Imaginada e desenhada pelo jovem arquiteto paulista Etzel, apresenta originalidade, seja quanto á concepção geral, na qual sobresahem significação e sentimento de eminente sabor nacional, como quanto á forma plastica complexa, traductora do ideal expresso.

É evidente tambem a “monumentalidade, que desabrocha do massiço unico que forma o conjuncto, bem como a harmonia das linhas e blocos com que a esculptura e arquitetura, bronze e granito se entrelaçam deixando perceber bello effeito polychromo.

Orçado em mil contos, o projecto Etzel Contratti canta no bronze o drama secular que creou a nossa Independencia, universalmente considerada, abrangendo a lucta contra a força bruta da natureza inerte (civilisação) e a lucta contra os invasores, despotas, dominadores (política). É a glorificação do passado creador da Independencia, onde são enaltecidos os leitos heroicos capitaes e característicos da lucta secular, synthetisada nos episodios mais belos que a historia registra. Civilisação: a cathechese, (o inicio da lucta), os Bandeirantes (pioneiros); a Fundação do Rio de Janeiro (apotheose); politica: o genio brasileiro que meditou, a alma que aspirou, o braço que luctou e a Lei brasileira sanccionadora do accontecimento, interpretados plasticamente com a glorificação de José Bonifácio, e dos epicos episodios de Tiradentes, dos “Independentes do Norte” e do grito do Ypiranga. Completa este maior bloco de bronze que a historia da esculptura regista a glorificação do valro dos nossos soldados, manifestado nestas luctas travadas nos sertões e nos mares.

No alto, o bronze canta a consequencia da Independencia, glorificação do futuro almejado o PROGRESSO da nação republicana e democratica, enaltecendo a força complexa e natural que crea o passo firme, vigoroso, tenaz, irresistivel, ascendente, do Brasil para o seu alto destino.

O autor, por considerações de ordem esthetica, historica, politica, social, economica, symbolica, literarias explicados num recente opusculo publicado, traduziu plasticamente a sua concepção representando um allegorico carro triumphal, tirado por touros e circumdado pelas forças vivas da democracia base da vida social, pelas forças vivas naturaes, base da vica economica, fontes e garantias do progresso.

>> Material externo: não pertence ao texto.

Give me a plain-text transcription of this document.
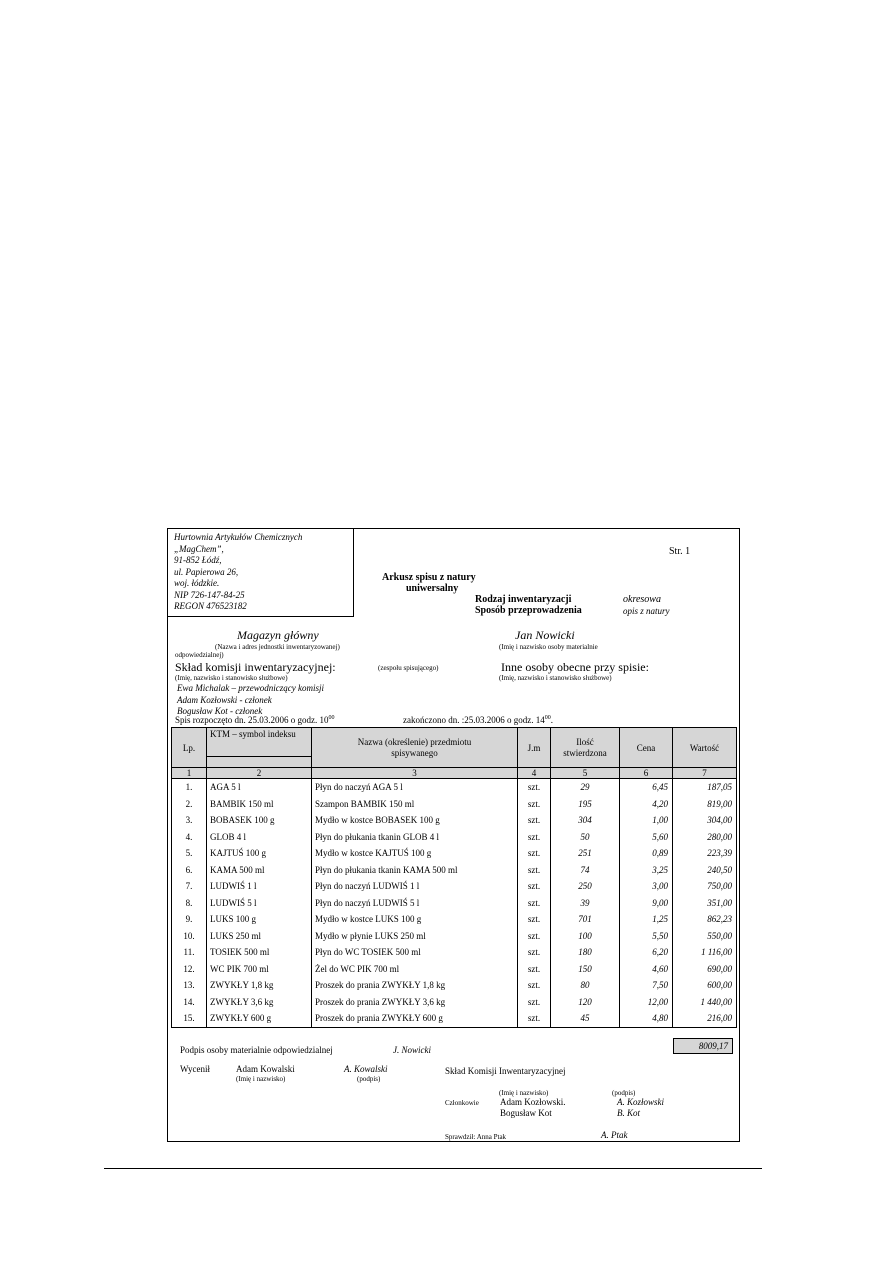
Hurtownia Artykułów Chemicznych
„MagChem”,
91-852 Łódź,
ul. Papierowa 26,
woj. łódzkie.
NIP 726-147-84-25
REGON 476523182
Str. 1
Arkusz spisu z natury
uniwersalny
Rodzaj inwentaryzacji	okresowa
Sposób przeprowadzenia	opis z natury
Magazyn główny
(Nazwa i adres jednostki inwentaryzowanej)
odpowiedzialnej)
Jan Nowicki
(Imię i nazwisko osoby materialnie
Skład komisji inwentaryzacyjnej:	(zespołu spisującego)
(Imię, nazwisko i stanowisko służbowe)
Inne osoby obecne przy spisie:
(Imię, nazwisko i stanowisko służbowe)
Ewa Michalak – przewodniczący komisji
Adam Kozłowski - członek
Bogusław Kot - członek
Spis rozpoczęto dn. 25.03.2006 o godz. $10^{00}$	zakończono dn. :25.03.2006 o godz. $14^{00}$.
Lp.	KTM – symbol indeksu	Nazwa (określenie) przedmiotu spisywanego	J.m	Ilość stwierdzona	Cena	Wartość

1	2	3	4	5	6	7
1.	AGA 5 l	Płyn do naczyń AGA 5 l	szt.	29	6,45	187,05
2.	BAMBIK 150 ml	Szampon BAMBIK 150 ml	szt.	195	4,20	819,00
3.	BOBASEK 100 g	Mydło w kostce BOBASEK 100 g	szt.	304	1,00	304,00
4.	GLOB 4 l	Płyn do płukania tkanin GLOB 4 l	szt.	50	5,60	280,00
5.	KAJTUŚ 100 g	Mydło w kostce KAJTUŚ 100 g	szt.	251	0,89	223,39
6.	KAMA 500 ml	Płyn do płukania tkanin KAMA 500 ml	szt.	74	3,25	240,50
7.	LUDWIŚ 1 l	Płyn do naczyń LUDWIŚ 1 l	szt.	250	3,00	750,00
8.	LUDWIŚ 5 l	Płyn do naczyń LUDWIŚ 5 l	szt.	39	9,00	351,00
9.	LUKS 100 g	Mydło w kostce LUKS 100 g	szt.	701	1,25	862,23
10.	LUKS 250 ml	Mydło w płynie LUKS 250 ml	szt.	100	5,50	550,00
11.	TOSIEK 500 ml	Płyn do WC TOSIEK 500 ml	szt.	180	6,20	1 116,00
12.	WC PIK 700 ml	Żel do WC PIK 700 ml	szt.	150	4,60	690,00
13.	ZWYKŁY 1,8 kg	Proszek do prania ZWYKŁY 1,8 kg	szt.	80	7,50	600,00
14.	ZWYKŁY 3,6 kg	Proszek do prania ZWYKŁY 3,6 kg	szt.	120	12,00	1 440,00
15.	ZWYKŁY 600 g	Proszek do prania ZWYKŁY 600 g	szt.	45	4,80	216,00
8009,17
Podpis osoby materialnie odpowiedzialnej	J. Nowicki
Wycenił	Adam Kowalski
(Imię i nazwisko)
A. Kowalski
(podpis)
Skład Komisji Inwentaryzacyjnej
(Imię i nazwisko)	(podpis)
Członkowie Adam Kozłowski.	A. Kozłowski
Bogusław Kot	B. Kot
Sprawdził: Anna Ptak	A. Ptak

Altiva e soberana domina como imagem tutelar e estatua colossal da Independencia.

A nossa maravilhosa naturesa é enaltecida com as figurações dos Rios (Amazonas e Paraná) que dão pretexto para as 2 fontes lateraes, por onde pasará o “Ypiranga”, e da fauna e da flora brasilica os autores tirarão os elementos indispensaveis para uma digna e nacional decoração.

Simples, quasi austeras, as linhas architectonicas no monumento tornam-se caprichosas na systhematisação que tratá tambem, em grupos bronzeos a glorificação da Unidade Nacional.

Maquete do monumento e da sistematização. Fonte: A Cigarra, edição 131, 1920.
Maquete do monumento exposto no Palácio das Industrias. Fonte: A Cigarra, edição 131, 1920.

Apesar da grandiosidade do projeto proposto por Etzel e Contratti, ele não foi o vencedor. O concurso foi vencido por Ettore Ximenes, que apresentou um projeto de características neoclássicas, que tinha em sua face principal um grande alto relevo em referência ao quadro “Independência ou Morte” de Pedro Américo.

Ettore Ximenes, Painel Independência ou Morte, Monumento à Independência, 1922. São Paulo.
Fotografia: Michelli C. S. Monteiro.
Pedro Américo, Independência ou Morte!, 1888, 4,15 × 7,60, Acervo do Museu Paulista da USP.
Projeto de Ettore Ximenes. Fotografía: Zanella, São Paulo.

Referências:

Monteiro, Michelli Cristine Scapol. “Mercado e Consagração: o Concurso Internacional do Monumento à Independência do Brasil”. H-ART. Revista de historia, teoría y crítica de arte, n.o 4 (2019). http://dx.doi.org/10.25025/hart04.2019.05

Revista A Cigarra, edição 131, ano 7, 1920. Fonte: Hemeroteca Digital Brasileira

Como festejar S. João em seu apartamento

Por Sylvia Autori

Eis a oportunidade de transferir para o seu apartamento uma festa divertida e tipicamente brasileira. Mas não esqueça de fazer funcionar seus conhecimentos de culinárias.

S. João não é privilégio da roça

Que tem de comum o “living” de seu apartamento com o terreiro da velha fazenda? Onde a imagem de São João, prêsa à bandeira do mastro, onde a fogueira crepitando pelos desvãos da noite?

Bem, na verdade, não se pode assar batata-doce em cima do tapête, nem prescrutar a sorte à sombra de bananeiras inexistentes. Mas pode-se, isto sim, construir um “décor” onde a sugestão recrie e interprete a realidade; dependerá apenas de seus dons de artista.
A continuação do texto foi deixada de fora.